US 12,451,142 B2
	Non-wake word invocation of an automated assistant from certain utterances related to display content
Pu-sen Chao, Los Altos, CA (US); Alex Fandrianto, Los Gatos, CA (US); and Muhammad Umair, San Jose, CA (US)
Assigned to GOOGLE LLC, Mountain View, CA (US)
Filed by GOOGLE LLC, Mountain View, CA (US)
Filed on Jul. 28, 2022, as Appl. No. 17/876,156.
Prior Publication US 2024/0038246 A1, Feb. 1, 2024
Int. Cl. G10L 17/22 (2013.01); G06F 3/0481 (2022.01); G06F 3/16 (2006.01); G10L 13/02 (2013.01); G10L 17/06 (2013.01); G10L 15/22 (2006.01)

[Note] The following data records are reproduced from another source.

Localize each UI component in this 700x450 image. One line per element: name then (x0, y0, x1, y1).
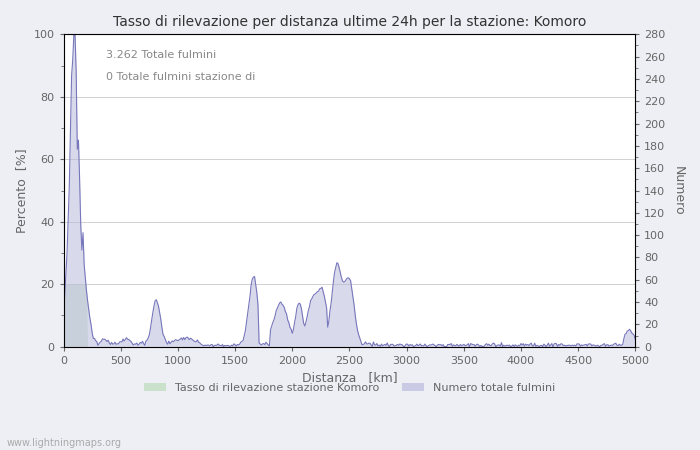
Y-axis label: Percento  [%]: Percento [%] (15, 148, 28, 233)
Text: 0 Totale fulmini stazione di: 0 Totale fulmini stazione di (106, 72, 256, 82)
X-axis label: Distanza   [km]: Distanza [km] (302, 371, 397, 384)
Text: www.lightningmaps.org: www.lightningmaps.org (7, 438, 122, 448)
Legend: Tasso di rilevazione stazione Komoro, Numero totale fulmini: Tasso di rilevazione stazione Komoro, Nu… (139, 378, 559, 397)
Title: Tasso di rilevazione per distanza ultime 24h per la stazione: Komoro: Tasso di rilevazione per distanza ultime… (113, 15, 586, 29)
Text: 3.262 Totale fulmini: 3.262 Totale fulmini (106, 50, 217, 60)
Y-axis label: Numero: Numero (672, 166, 685, 215)
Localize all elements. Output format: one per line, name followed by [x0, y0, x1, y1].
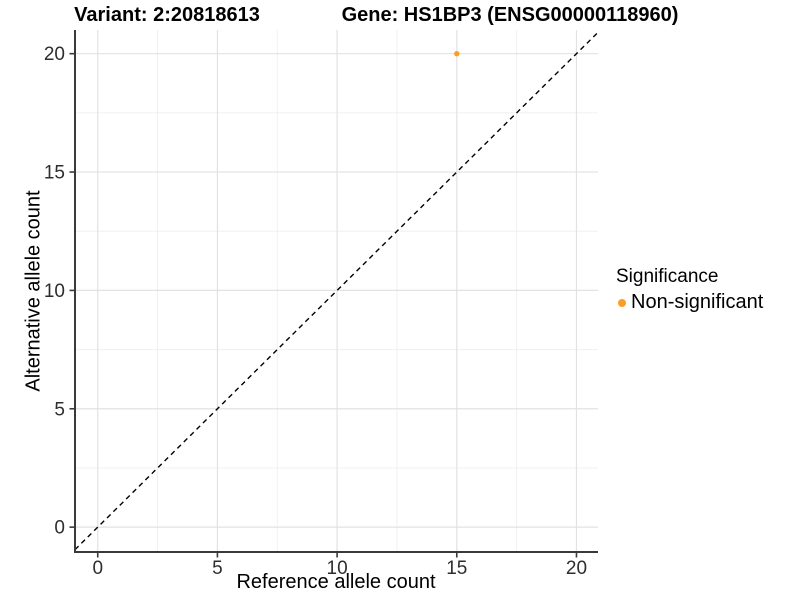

CPC G10L 17/22 (2013.01) [G06F 3/0481 (2013.01); G06F 3/167 (2013.01); G10L 13/02 (2013.01); G10L 17/06 (2013.01); G10L 2015/223 (2013.01)]

20 Claims

1. A method implemented by one or more processors, the method comprising:

determining, by an automated assistant, that a user has invoked the automated assistant with a first spoken utterance that includes an invocation phrase and that includes a request for the automated assistant to initialize performance of one or more operations,

wherein the user invokes the automated assistant via a computing device that includes a display interface;

determining, by the automated assistant, that non-selectable display elements are being rendered at the display interface of the computing device,

wherein the non-selectable display elements are rendered in response to initialization of one or more of the operations by the automated assistant;

comparing the non-selectable display elements to one or more operations capable of being initialized by the automated assistant, wherein the comparing includes:

generating, from the non-selectable elements rendered on the display interface, one or more embeddings which are mapped to a latent space, wherein the latent space includes other embeddings associated with operations capable of being performed by the automated assistant, and

determining whether one or more of the embeddings generated from the non-selectable elements are within a threshold distance in the latent space to one or more of the other embeddings associated with the operations;

based on the comparing, identifying a set of the non-selectable display elements that relate to one or more operations capable of being initialized by the automated assistant;

based on the set of the non-selectable display elements, updating a dynamic set of one or more spoken inputs,

wherein in response to at least one spoken input of the dynamic set of one or more spoken inputs being detected by the automated assistant while the non-selectable display elements are being rendered at the display interface and without the user providing an additional invocation phrase subsequent to the first spoken utterance, the automated assistant initializes performance of a particular operation related to a particular non-selectable display element of the non-selectable display elements;

determining, that the user has provided a second spoken utterance that corresponds to a particular spoken input of the dynamic set of one or more spoken inputs; and

causing, in response to determining that the user has provided the second spoken utterance that corresponds to the particular spoken input, the automated assistant to initialize performance of the particular operation corresponding to the particular display element of the non-selectable display elements.